Russian footballer and coach

Yevgeni Valeryevich Kharlachyov (Евгений Валерьевич Харлачёв; born 20 January 1974) is a Russian football coach and a former player who is the manager of Sokol Saratov.

==International career==
Kharlachyov made his debut for Russia on 28 August 1996 in a friendly against Brazil.

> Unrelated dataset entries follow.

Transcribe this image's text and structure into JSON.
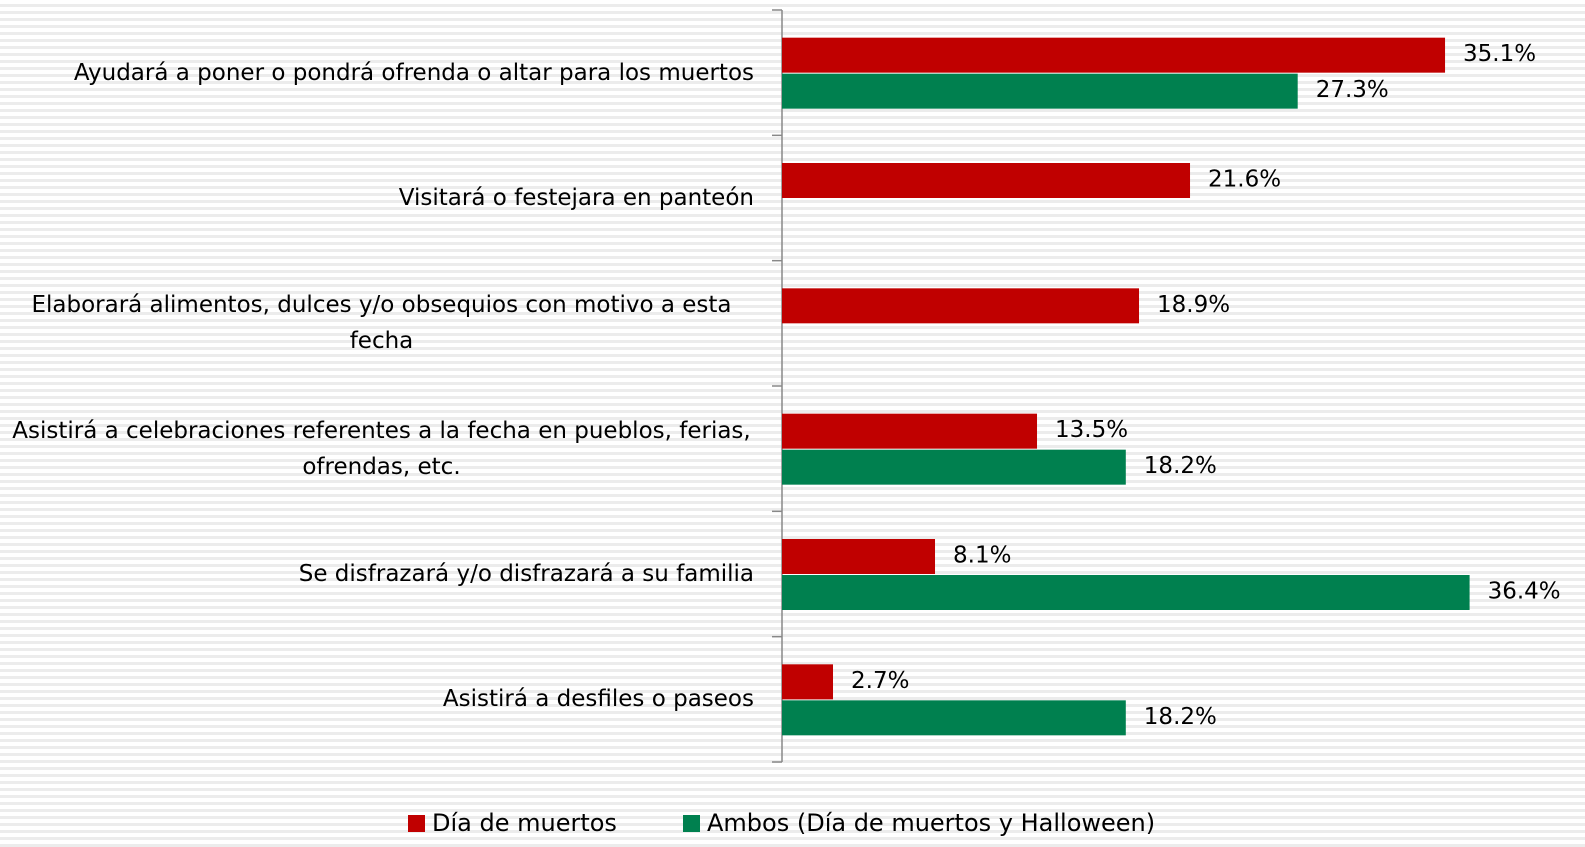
{
  "chart_data": {
    "type": "bar",
    "orientation": "horizontal",
    "categories": [
      "Ayudará a poner o pondrá ofrenda o altar para los muertos",
      "Visitará o festejara en panteón",
      "Elaborará alimentos, dulces y/o obsequios con motivo a esta fecha",
      "Asistirá a celebraciones referentes a la fecha en pueblos, ferias, ofrendas, etc.",
      "Se disfrazará y/o disfrazará a su familia",
      "Asistirá a desfiles o paseos"
    ],
    "series": [
      {
        "name": "Día de muertos",
        "color": "#c00000",
        "values": [
          35.1,
          21.6,
          18.9,
          13.5,
          8.1,
          2.7
        ],
        "value_labels": [
          "35.1%",
          "21.6%",
          "18.9%",
          "13.5%",
          "8.1%",
          "2.7%"
        ]
      },
      {
        "name": "Ambos (Día de muertos y Halloween)",
        "color": "#00804f",
        "values": [
          27.3,
          null,
          null,
          18.2,
          36.4,
          18.2
        ],
        "value_labels": [
          "27.3%",
          null,
          null,
          "18.2%",
          "36.4%",
          "18.2%"
        ]
      }
    ],
    "legend": "bottom"
  }
}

He played in the qualifiers for 1998 FIFA World Cup.

==Coaching career==
Kharlarchyov joined Ufa from the 2023–24 season initially as the assistant coach to head coach Sergey Gurenko. On 28 August 2023, after Gurenko was dismissed by the board, Kharlachyov was announced as the head coach of the club. By the end of the season, Kharlachyov led the club to promotion to the second-tier Russian First League. On 10 June 2024, the board of FC Ufa extended their contract with Kharlachyov towards the 2024–25 season.

==Honours==

=== Senior career ===
- Russian Premier League runner-up: 1995, 1999, 2000.
- Russian Premier League bronze: 1994, 1998.
- Russian Cup winner: 1996, 1997, 2000, 2001.
- Russian Cup runner-up: 1998.
- Top 33 players year-end list: 1994, 1995, 1996, 1999.